The insurance unit medical benefit ratio — a measure of total medical expenses paid compared to premiums collected — rose to 95.2% from 85.7% the previous year. A lower ratio usually indicates that the company collected more in premiums than it paid in interest, resulting in increased profitability.
CVS's Health Services segment generated revenue of $44.13 billion for the quarter, down about 6% compared to the same quarter in 2023.
This unit includes Caremark, one of the nation's largest pharmacy benefits managers. Caremark negotiates drug discounts with manufacturers on behalf of insurance plans, creates drug lists — or formularies — that insurance covers and reimburses pharmacies for prescriptions.
CVS's Health Services division processed 484.1 million pharmacy claims during the quarter, down from 579.6 million during the same period last year.

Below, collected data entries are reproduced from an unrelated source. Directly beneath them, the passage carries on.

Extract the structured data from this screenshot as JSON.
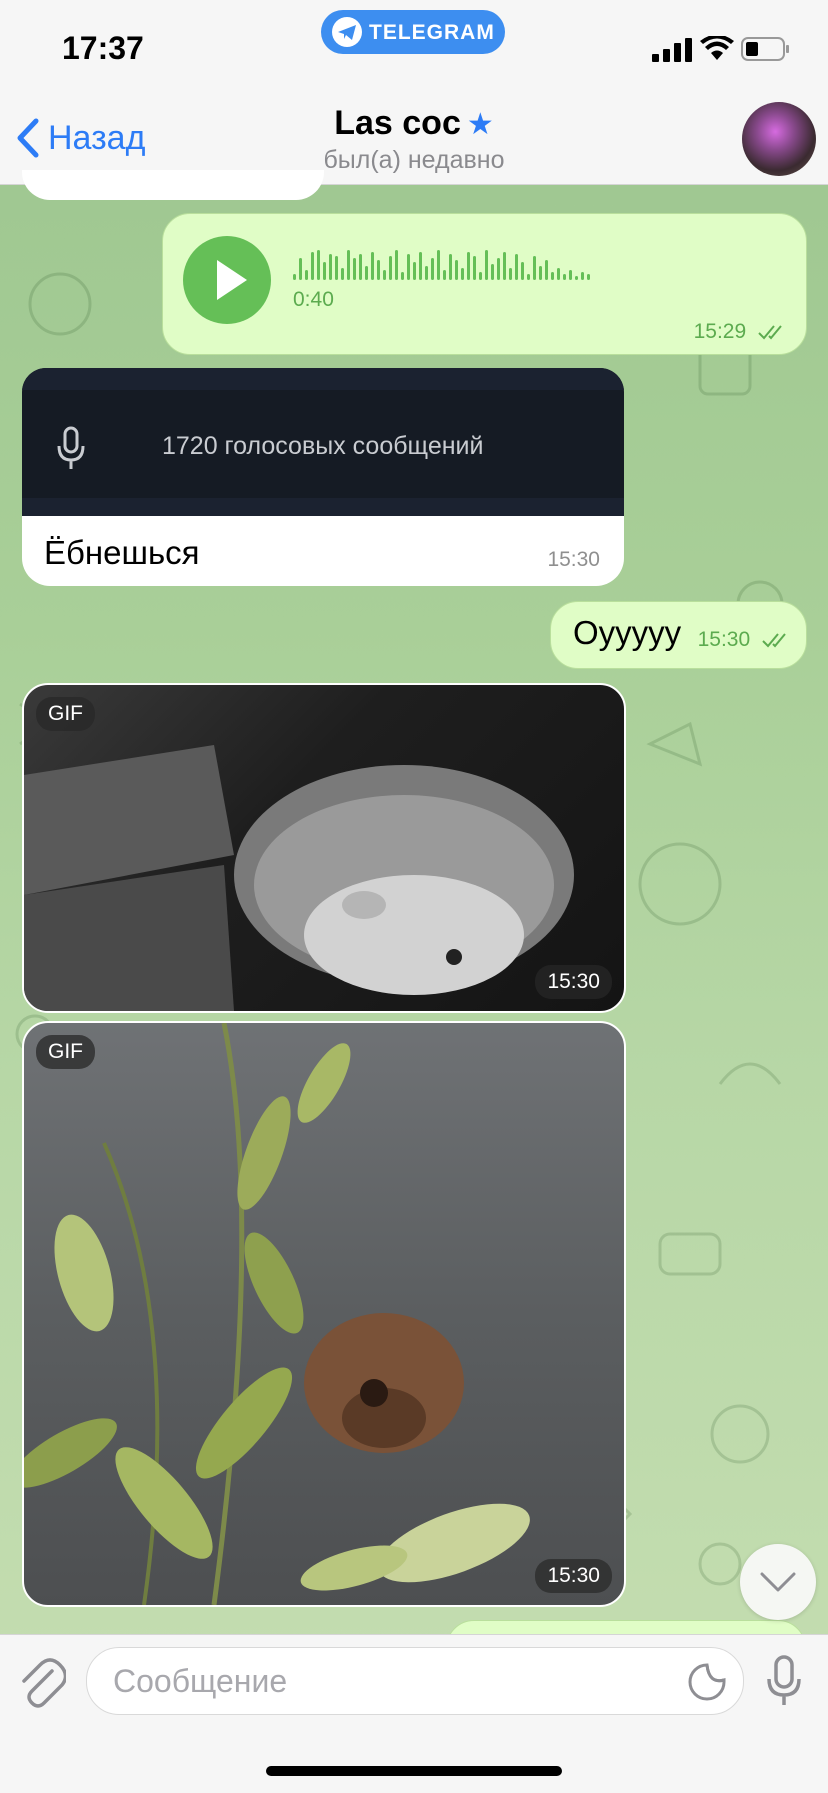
{
  "status_bar": {
    "time": "17:37",
    "pill_label": "TELEGRAM"
  },
  "header": {
    "back_label": "Назад",
    "title": "Las coc",
    "status": "был(а) недавно"
  },
  "messages": {
    "voice": {
      "duration": "0:40",
      "time": "15:29"
    },
    "link_preview": {
      "preview_text": "1720 голосовых сообщений",
      "text": "Ёбнешься",
      "time": "15:30"
    },
    "out_text": {
      "text": "Оууууу",
      "time": "15:30"
    },
    "gif1": {
      "badge": "GIF",
      "time": "15:30"
    },
    "gif2": {
      "badge": "GIF",
      "time": "15:30"
    }
  },
  "input": {
    "placeholder": "Сообщение"
  },
  "colors": {
    "accent": "#2d7cf6",
    "outgoing_bubble": "#e0fdc6",
    "voice_green": "#65bf57",
    "telegram_pill": "#3d8ef0"
  },
  "icons": [
    "telegram-plane-icon",
    "signal-icon",
    "wifi-icon",
    "battery-icon",
    "back-chevron-icon",
    "verified-star-icon",
    "play-icon",
    "double-check-icon",
    "microphone-icon",
    "attach-icon",
    "sticker-icon",
    "chevron-down-icon"
  ]
}
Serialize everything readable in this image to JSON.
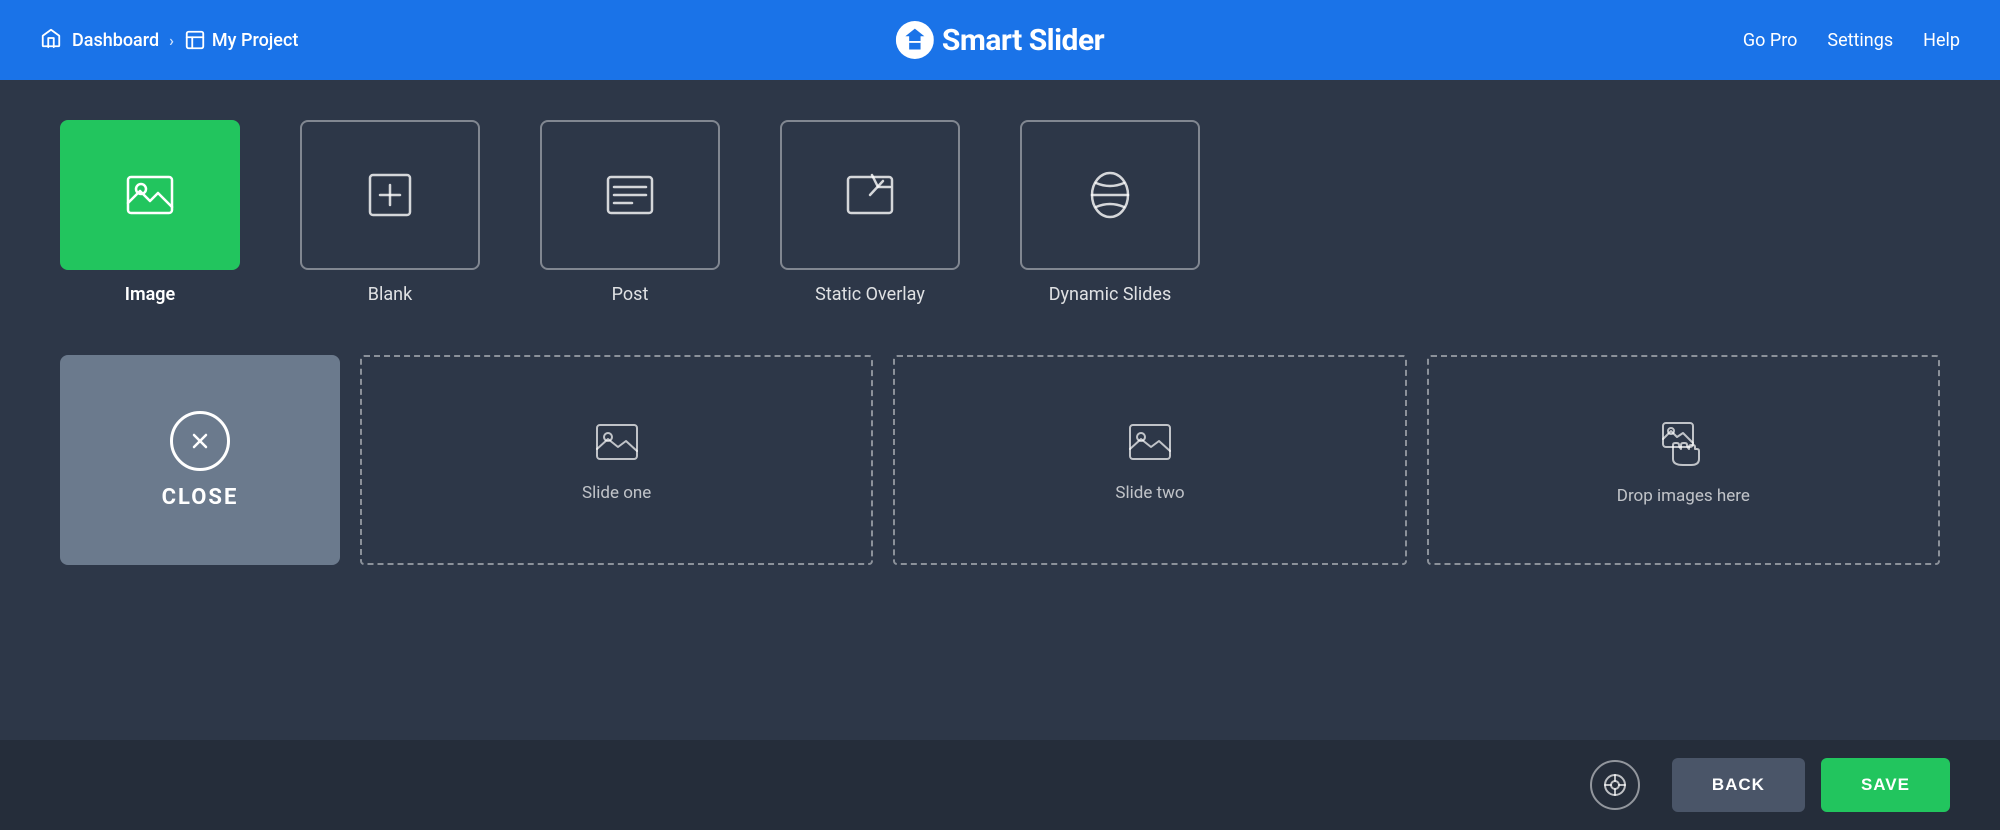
{
  "header": {
    "dashboard_label": "Dashboard",
    "project_label": "My Project",
    "logo_text": "Smart Slider",
    "go_pro_label": "Go Pro",
    "settings_label": "Settings",
    "help_label": "Help"
  },
  "slide_types": [
    {
      "id": "image",
      "label": "Image",
      "active": true
    },
    {
      "id": "blank",
      "label": "Blank",
      "active": false
    },
    {
      "id": "post",
      "label": "Post",
      "active": false
    },
    {
      "id": "static_overlay",
      "label": "Static Overlay",
      "active": false
    },
    {
      "id": "dynamic_slides",
      "label": "Dynamic Slides",
      "active": false
    }
  ],
  "close_tile": {
    "label": "CLOSE"
  },
  "slides": [
    {
      "id": "slide_one",
      "label": "Slide one"
    },
    {
      "id": "slide_two",
      "label": "Slide two"
    }
  ],
  "drop_zone": {
    "label": "Drop images here"
  },
  "footer": {
    "back_label": "BACK",
    "save_label": "SAVE"
  },
  "colors": {
    "active_green": "#22c55e",
    "header_blue": "#1a73e8",
    "dark_bg": "#2d3748",
    "footer_bg": "#252d3a",
    "close_tile_bg": "#6b7a8d"
  }
}
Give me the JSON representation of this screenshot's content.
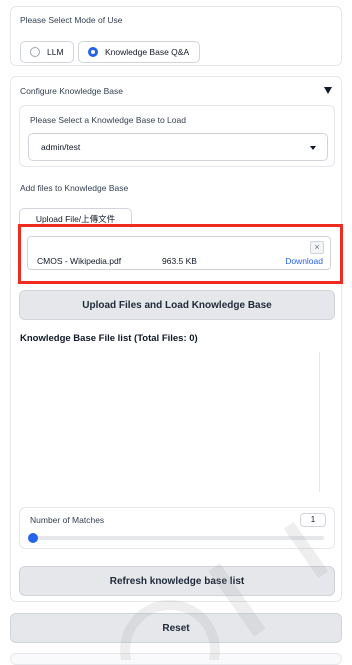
{
  "mode_section": {
    "label": "Please Select Mode of Use",
    "options": [
      "LLM",
      "Knowledge Base Q&A"
    ],
    "selected": "Knowledge Base Q&A"
  },
  "kb_section": {
    "header": "Configure Knowledge Base",
    "collapse_icon": "triangle-down-icon",
    "select_label": "Please Select a Knowledge Base to Load",
    "select_value": "admin/test",
    "add_files_label": "Add files to Knowledge Base",
    "upload_tab_label": "Upload File/上傳文件",
    "file": {
      "name": "CMOS - Wikipedia.pdf",
      "size": "963.5 KB",
      "download_label": "Download"
    },
    "upload_load_button": "Upload Files and Load Knowledge Base",
    "file_list_title": "Knowledge Base File list (Total Files: 0)",
    "matches_label": "Number of Matches",
    "matches_value": "1",
    "refresh_button": "Refresh knowledge base list"
  },
  "reset_button": "Reset",
  "colors": {
    "accent": "#2563eb",
    "highlight": "#ef2b1f"
  }
}
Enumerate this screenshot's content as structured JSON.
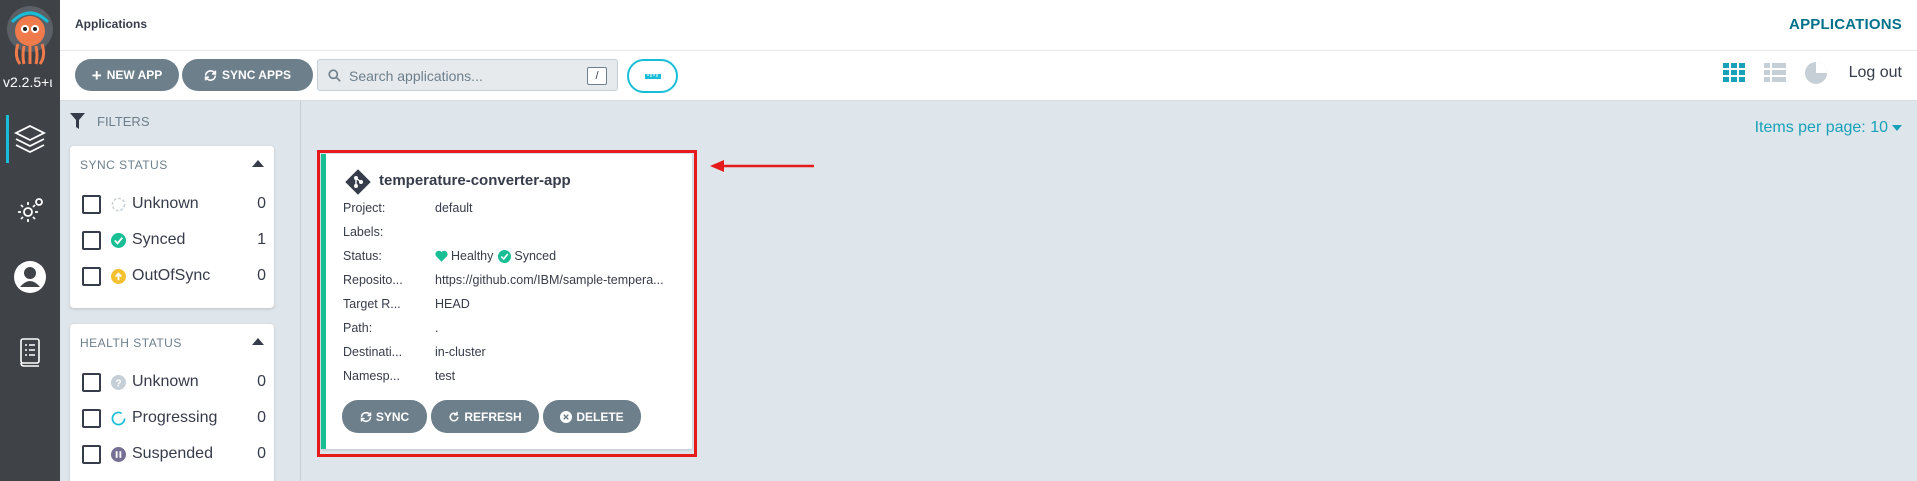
{
  "nav": {
    "version": "v2.2.5+ι",
    "items": [
      {
        "icon": "layers-icon",
        "active": true
      },
      {
        "icon": "gear-icon",
        "active": false
      },
      {
        "icon": "user-icon",
        "active": false
      },
      {
        "icon": "docs-icon",
        "active": false
      }
    ]
  },
  "topbar": {
    "breadcrumb": "Applications",
    "title": "APPLICATIONS"
  },
  "toolbar": {
    "new_app": "NEW APP",
    "sync_apps": "SYNC APPS",
    "search_placeholder": "Search applications...",
    "search_key": "/",
    "logout": "Log out",
    "views": [
      "tiles-view-icon",
      "list-view-icon",
      "summary-pie-icon"
    ]
  },
  "filters": {
    "heading": "FILTERS",
    "sync_status": {
      "title": "SYNC STATUS",
      "items": [
        {
          "label": "Unknown",
          "count": "0",
          "icon": "unknown-circle-icon"
        },
        {
          "label": "Synced",
          "count": "1",
          "icon": "check-circle-icon"
        },
        {
          "label": "OutOfSync",
          "count": "0",
          "icon": "arrow-up-circle-icon"
        }
      ]
    },
    "health_status": {
      "title": "HEALTH STATUS",
      "items": [
        {
          "label": "Unknown",
          "count": "0",
          "icon": "question-circle-icon"
        },
        {
          "label": "Progressing",
          "count": "0",
          "icon": "spinner-icon"
        },
        {
          "label": "Suspended",
          "count": "0",
          "icon": "pause-circle-icon"
        }
      ]
    }
  },
  "main": {
    "items_per_page": "Items per page: 10",
    "app_card": {
      "name": "temperature-converter-app",
      "rows": [
        {
          "key": "Project:",
          "value": "default"
        },
        {
          "key": "Labels:",
          "value": ""
        },
        {
          "key": "Status:",
          "health": "Healthy",
          "sync": "Synced"
        },
        {
          "key": "Reposito...",
          "value": "https://github.com/IBM/sample-tempera..."
        },
        {
          "key": "Target R...",
          "value": "HEAD"
        },
        {
          "key": "Path:",
          "value": "."
        },
        {
          "key": "Destinati...",
          "value": "in-cluster"
        },
        {
          "key": "Namesp...",
          "value": "test"
        }
      ],
      "buttons": {
        "sync": "SYNC",
        "refresh": "REFRESH",
        "delete": "DELETE"
      }
    }
  },
  "colors": {
    "accent": "#18bed8",
    "healthy": "#18be94",
    "highlight": "#e51b1b",
    "out_of_sync": "#f4c030"
  }
}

The company's pharmacy and consumer wellness division generated sales of $32.42 billion for the third quarter, up more than 12% from the same period a year earlier. This unit dispenses prescriptions at CVS's more than 9,000 retail pharmacies and also provides other pharmacy services, such as vaccinations and diagnostic tests.
CVS said the increase was driven in part by increased prescription volume. Pharmacy reimbursement pressure, new generic drug launches and decreased front-of-store volume, including a reduction in the number of stores, impacted unit sales.
In a statement, Joyner said CVS's share of the retail pharmacy market is 27.3%, an all-time high.